I am psychologically drained. Every time I’ve gone to Addis Ababa, especially when I was younger, I really didn’t want to be seen as “the diaspora girl” or the “ferenj”. So, I’d do many of the things that the other kids did, including going to the souk (neighborhood shop) every chance I had. Now, it’s become expected of me and I’m sent to the souk several times a day. Which is unfortunate because I can’t go anywhere in my sefer without being catcalled. It’s gotten to a point where I’m scared to dress well because I don’t want to attract attention. Not that it matters, because we still get catcalled in the most conservative outfits. Before I make these trips, the only thoughts that should be going through my mind should concern what I need to purchase. However, the thoughts that go through my mind are around the best routes for avoiding catcallers, how I might respond to them and whether I need to bring something to protect myself. If you really think about it, it’s ludicrous that men are allowed this much power: the power to make women this uncomfortable and unsafe; even in their own communities. I deserve to walk anywhere I please, with any outfit I feel comfortable in and without a man feeling entitled to my body.
The most terrifying part about all of this is the extent to which it’s been normalized - normalized to the point where some girls don’t feel pretty if they are not catcalled. Girls have been exposed to it so regularly that they have internalized the sexism and misogyny. Someone on Shades of Injera stories said, “On days where I’m not catcalled, I feel like I’m not dressing/looking my best.” My shiro-lovers, it has gotten to the point where women feel they are not attractive if they don’t have sexually suggestive, threatening or derisive comments shouted at them. Take a moment, read that last sentence again, let it sink in. Shikorinas, you are all smart, beautiful, and capable. Their disgusting comments are a sign of their disrespect and proof of their inability to think of you as a human, but rather as an object that exists to satisfy their sexual desires, and NOT a form of validation of your beauty.
And God forbid a woman actually responds to the cat-callers, because then, that’s usually the most aggressive part of the whole experience. You’re left wondering what their intentions are: what are they going to do to you; whether they will follow you; even whether you’re safe or not. For those who are lucky, it goes from “Hey konjo” to something more vulgar when they are rejected. However, some are not as lucky. For some, the abuse becomes physical.
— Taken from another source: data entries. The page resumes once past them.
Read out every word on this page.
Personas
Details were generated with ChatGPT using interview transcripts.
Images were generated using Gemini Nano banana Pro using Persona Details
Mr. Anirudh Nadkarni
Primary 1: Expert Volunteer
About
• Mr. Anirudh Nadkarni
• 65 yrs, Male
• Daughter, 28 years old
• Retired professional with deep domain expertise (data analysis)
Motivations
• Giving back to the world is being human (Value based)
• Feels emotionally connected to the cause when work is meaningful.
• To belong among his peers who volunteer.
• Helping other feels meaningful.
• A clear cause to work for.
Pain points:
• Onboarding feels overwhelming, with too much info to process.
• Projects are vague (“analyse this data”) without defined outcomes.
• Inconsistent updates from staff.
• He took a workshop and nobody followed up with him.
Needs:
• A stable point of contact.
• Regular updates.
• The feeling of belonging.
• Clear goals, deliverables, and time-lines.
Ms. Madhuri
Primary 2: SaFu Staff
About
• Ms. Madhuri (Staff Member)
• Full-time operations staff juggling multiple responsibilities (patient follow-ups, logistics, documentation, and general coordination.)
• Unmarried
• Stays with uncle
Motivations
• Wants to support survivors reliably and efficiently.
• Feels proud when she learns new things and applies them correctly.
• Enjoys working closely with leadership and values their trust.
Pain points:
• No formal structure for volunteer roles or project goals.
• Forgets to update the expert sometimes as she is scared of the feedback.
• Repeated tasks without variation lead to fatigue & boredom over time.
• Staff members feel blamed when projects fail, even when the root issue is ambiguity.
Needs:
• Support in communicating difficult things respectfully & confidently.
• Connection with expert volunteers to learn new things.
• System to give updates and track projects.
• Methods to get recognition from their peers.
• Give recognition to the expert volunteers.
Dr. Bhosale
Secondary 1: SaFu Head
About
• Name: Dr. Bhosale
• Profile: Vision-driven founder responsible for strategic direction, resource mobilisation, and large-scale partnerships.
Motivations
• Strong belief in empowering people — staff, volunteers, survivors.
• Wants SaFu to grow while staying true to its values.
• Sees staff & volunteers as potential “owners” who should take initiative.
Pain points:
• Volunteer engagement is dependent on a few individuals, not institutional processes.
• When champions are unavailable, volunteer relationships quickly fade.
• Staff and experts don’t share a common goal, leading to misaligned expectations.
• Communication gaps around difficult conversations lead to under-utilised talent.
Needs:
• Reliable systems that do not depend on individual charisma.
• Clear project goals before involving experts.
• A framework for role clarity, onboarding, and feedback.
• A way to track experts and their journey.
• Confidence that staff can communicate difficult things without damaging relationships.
No one deserves to have to go through this, but most Ethiopian women deal with it every day.
Some people have attempted to defend catcallers, saying that it’s simply a form of flirting with/complementing someone. However, in the words of people from our recent catcalling discussion: “Let’s be honest, if you’re catcalling it’s not to compliment a woman. It’s for attention; it’s to get laughs from your friends; it’s a display of machismo,” and “Statistically, chances of getting a date or positive feedback after catcalling is 0%.”
The reality is that catcalling is nothing but a form of harassment. It has nothing to do with making the harassed feel good, and everything to do with making the harasser feel powerful. Women should not be receiving unwanted comments, gestures, honking, whistling, following, persistent sexual advances, and touching by strangers. These invasive comments contribute to the idea that men are entitled to publicly evaluate women's bodies and tell them what to do and reinforce harmful, already prevalent assumptions that a woman's worth is related to their ability to please men and that is wrong. After reading this, I would naturally assume that you won’t do it yourself, but let’s take it a step further: from now my Ethiopian people, I do not expect us to tolerate catcalling - if you see it happen, speak up! Catcalling must stop now.